The cinnamony-pumpkin-spice of November naturally segues to rich chocolate and mint come December. There were years that I baked a dozen varieties of cookies for our holiday celebration. We even dubbed the dining room, laden with plates of sweets on Christmas Day, “The Cookie Room.” It is nothing short of impressive.

This is the month my weekends are spent baking and preparing. I make a list of the cookies I’ll be baking this year and plan my time accordingly. Tins upon tins of freshly baked cookies are packed and whisked away to the freezer until Christmas morning when everything gets pulled out and displayed in all its sweet glory. Guests arrive and gather around the table, searching for their perennial favorites, noticing flashy new ones to try. Later, plates of cookies are packaged and wrapped to take home to enjoy. Leftovers are shared far and wide with friends and family as we pick and nibble on the crumbs left behind.

If the act of baking is food for my soul, then December is replete with nourishment of the very marrow of me.

SOMETHING I’M DOING: GETTING OUTSIDE

Those hot, sunny days in August are wasted on me. Those are the days you can usually find me inside, draped in front of a fan wearing as few clothes as possible, trying to be very, very still and praying for rain. I spent most of my childhood learning how to manage the panic that would rise in my chest on those first few sunny summer days. It’s a Pacific Northwest thing, I think. That anxiety that comes when the sun makes an appearance after a long, wet, cool spring and no one knows if it will ever come out again. I swear it’s in my cells, that panic. Get outside! Do something! Go towards water! It’s taken me this long to embrace and accept my love of gray. It’s my love of gray days and a drizzly sky that gets me outside far more regularly in the fall and winter, than in the dog days of summer.

Pshhht–summer is for amateurs. Now it’s my time.

One of the best things about where I live is that I am a mere five-minute walk from a sprawling, wooded 84-acre park. Basically in my backyard, just a hop over one major street and a short traipse across the elementary school dumps me into miles of forested trails. It’s like another world. These woods and this park are my happy place. On those brilliant, bluebird days of spring and summer I share it (somewhat begrudgingly) with the neighborhood joggers and dog walkers. Come November and December though, I can go days without seeing another soul on the trails. And that’s just how I like it.

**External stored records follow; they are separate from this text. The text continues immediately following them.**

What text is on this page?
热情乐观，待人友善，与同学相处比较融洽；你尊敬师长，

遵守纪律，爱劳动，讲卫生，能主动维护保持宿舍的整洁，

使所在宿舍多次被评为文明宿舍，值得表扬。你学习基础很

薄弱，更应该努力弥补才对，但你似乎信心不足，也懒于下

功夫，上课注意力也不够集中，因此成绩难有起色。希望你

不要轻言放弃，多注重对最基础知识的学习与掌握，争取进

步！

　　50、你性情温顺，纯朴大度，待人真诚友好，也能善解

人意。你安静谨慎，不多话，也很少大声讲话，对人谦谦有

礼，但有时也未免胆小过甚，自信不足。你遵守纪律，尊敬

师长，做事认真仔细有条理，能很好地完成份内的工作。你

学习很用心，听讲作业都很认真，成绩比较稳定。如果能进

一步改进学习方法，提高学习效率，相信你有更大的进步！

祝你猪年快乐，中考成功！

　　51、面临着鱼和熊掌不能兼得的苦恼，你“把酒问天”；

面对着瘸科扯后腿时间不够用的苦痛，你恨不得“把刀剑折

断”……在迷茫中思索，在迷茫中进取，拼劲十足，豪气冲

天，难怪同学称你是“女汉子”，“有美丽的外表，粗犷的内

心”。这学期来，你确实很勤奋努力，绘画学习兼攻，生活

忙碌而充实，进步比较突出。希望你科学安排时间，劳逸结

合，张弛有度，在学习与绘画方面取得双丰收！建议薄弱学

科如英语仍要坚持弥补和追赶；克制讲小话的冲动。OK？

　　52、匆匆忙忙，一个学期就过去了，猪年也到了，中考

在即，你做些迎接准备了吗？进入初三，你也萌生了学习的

I’ve trekked through these woods weekly for the past twenty years. Don’t you get bored with it? a friend once asked me. No, never. Because just as the ocean beach at LaPush is different–sometimes vastly so–each year when I visit, so is the woods. Always changing. The lushness of summer (and snakes) giving way to the crunch and color of fall. There’s a section of the trail, hugged by a family of massive maple trees, that becomes a magical yellow brick road as they drop their platter-sized, golden leaves to the ground. It takes my breath away every time. And then, as the rains come more frequently, the crimsons and oranges and yellows of fall transition to, well, the dirt and mud and bareness of winter.

I love it all.

In winter, I see what was camouflaged by thick foliage in the summer. Summer, in all its razzle-dazzle, can be distracting. In winter, I see the bones of the woods. Abandoned bird’s nests high in the skeleton of a tree, felled limbs and trunks from the autumn storms, underbrush peppered with an impressive exhibit of mushrooms. In the winter, I learn the woods’ secrets. It’s quiet. I’m quiet.

I listen.

Getting outside and moving in the stillness and muck of winter has always been the perfect antidote to the slick and sparkly busyness of the commercialized holidays. The sting of frosty air on my cheeks, the soothing water sounds of swollen creeks, the invitation to draw within.

“The winters will drive you crazy until you learn to get out into them.” ~ Parker Palmer.

I’ve read enough of Parker Palmer’s books to know that he’s talking about more than the winter that happens outside our windows. Making a habit of getting out into the physical winter helps me navigate the internal winters of my soul. Nature is one helluva teacher.

Maybe it’s just me, but I’d suggest you get out into it, too.